Research Project: Optimizing the Biology of the Animal-Plant Interface for Improved Sustainability of Forage-Based Animal Enterprises

Location: Forage-animal Production Research

Title: Phytochemical alternatives to antibiotic growth promoters: Ruminant nitrogen efficiency at the nexus of energy, food, water and health

Author
item Flythe, Michael

Submitted to: ASA-CSSA-SSSA Annual Meeting Abstracts
Publication Type: Abstract Only
Publication Acceptance Date: 7/21/2016
Publication Date: N/A
Citation: N/A

Interpretive Summary:

Technical Abstract: Nitrogen is a limiting nutrient in many agricultural systems, and technologies to improve soil nitrogen revolutionized modern agriculture. Fewer tools are available to improve nitrogen (i.e. protein) utilization by animals, but one successful approach is to administer antibiotics in feed. Feed antibiotics improve feed efficiency and growth in ruminants, and decrease the output of carbon and nitrogen waste. These benefits are achieved by inhibiting particular groups of microorganisms in the digestive tract. Widely used feed antibiotics include non-clinically relevant (e.g. ionophores) as well as more standard (e.g. tetracyclines) classes of antibiotics, which have been implicated in promoting antibiotic resistance.

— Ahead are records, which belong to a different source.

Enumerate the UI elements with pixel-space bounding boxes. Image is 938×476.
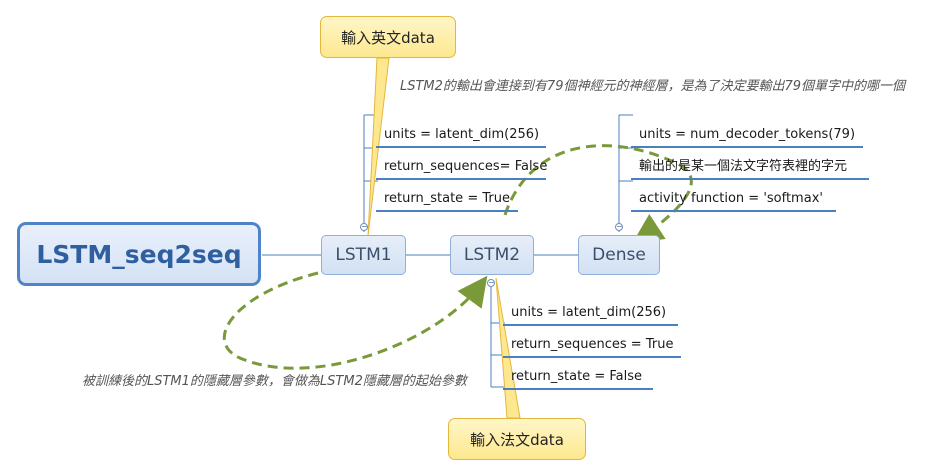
root-label: LSTM_seq2seq bbox=[36, 239, 242, 269]
lstm2-param-return-sequences-text: return_sequences = True bbox=[511, 337, 674, 352]
french-input-callout-text: 輸入法文data bbox=[470, 430, 564, 449]
french-input-callout[interactable]: 輸入法文data bbox=[448, 418, 586, 460]
dense-param-units[interactable]: units = num_decoder_tokens(79) bbox=[631, 126, 863, 148]
lstm1-label: LSTM1 bbox=[335, 245, 392, 265]
lstm1-node[interactable]: LSTM1 bbox=[321, 235, 406, 275]
dense-label: Dense bbox=[592, 245, 646, 265]
lstm2-label: LSTM2 bbox=[463, 245, 521, 265]
dense-param-output-desc-text: 輸出的是某一個法文字符表裡的字元 bbox=[639, 159, 848, 174]
lstm2-node[interactable]: LSTM2 bbox=[450, 235, 534, 275]
lstm2-param-units-text: units = latent_dim(256) bbox=[511, 305, 667, 320]
lstm2-param-units[interactable]: units = latent_dim(256) bbox=[503, 304, 678, 326]
lstm1-collapse-toggle[interactable]: − bbox=[360, 223, 368, 231]
dense-relationship-note[interactable]: LSTM2的輸出會連接到有79個神經元的神經層，是為了決定要輸出79個單字中的哪… bbox=[400, 75, 905, 94]
root-node[interactable]: LSTM_seq2seq bbox=[17, 222, 261, 286]
lstm1-param-return-state[interactable]: return_state = True bbox=[376, 190, 518, 212]
dense-param-activation[interactable]: activity function = 'softmax' bbox=[631, 190, 836, 212]
lstm1-param-units[interactable]: units = latent_dim(256) bbox=[376, 126, 546, 148]
lstm2-collapse-toggle[interactable]: − bbox=[487, 279, 495, 287]
english-input-callout[interactable]: 輸入英文data bbox=[320, 16, 456, 58]
dense-param-units-text: units = num_decoder_tokens(79) bbox=[639, 127, 856, 142]
lstm1-param-return-state-text: return_state = True bbox=[384, 191, 510, 206]
lstm1-param-return-sequences[interactable]: return_sequences= False bbox=[376, 158, 548, 180]
lstm1-to-lstm2-relationship bbox=[222, 271, 488, 370]
lstm2-param-return-sequences[interactable]: return_sequences = True bbox=[503, 336, 681, 358]
lstm1-param-units-text: units = latent_dim(256) bbox=[384, 127, 540, 142]
english-input-callout-text: 輸入英文data bbox=[341, 28, 435, 47]
lstm2-param-return-state[interactable]: return_state = False bbox=[503, 368, 653, 390]
dense-node[interactable]: Dense bbox=[578, 235, 660, 275]
dense-param-activation-text: activity function = 'softmax' bbox=[639, 191, 823, 206]
dense-param-output-desc[interactable]: 輸出的是某一個法文字符表裡的字元 bbox=[631, 158, 869, 180]
dense-collapse-toggle[interactable]: − bbox=[615, 223, 623, 231]
state-relationship-note[interactable]: 被訓練後的LSTM1的隱藏層參數，會做為LSTM2隱藏層的起始參數 bbox=[82, 370, 467, 389]
lstm1-param-return-sequences-text: return_sequences= False bbox=[384, 159, 548, 174]
lstm2-param-return-state-text: return_state = False bbox=[511, 369, 642, 384]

New regulations restrict the use of some products to preserve antibiotic efficacy. However, to entirely abandon feed antimicrobials would be to sacrifice the economic and environmental benefits of those technologies. Phytochemical antimicrobials are an alternative to classical antibiotics that could be used in animal industries. The red clover isoflavone, biochanin A, is presented as an example of a phytochemical antimicrobial that suppresses some of the same groups of gastrointestinal microorganisms as traditional feed antibiotics. The biochanin A mechanism of action is unlike typical antibiotics, and field trials show the efficacy and suitability as an alternative ruminant growth promoter.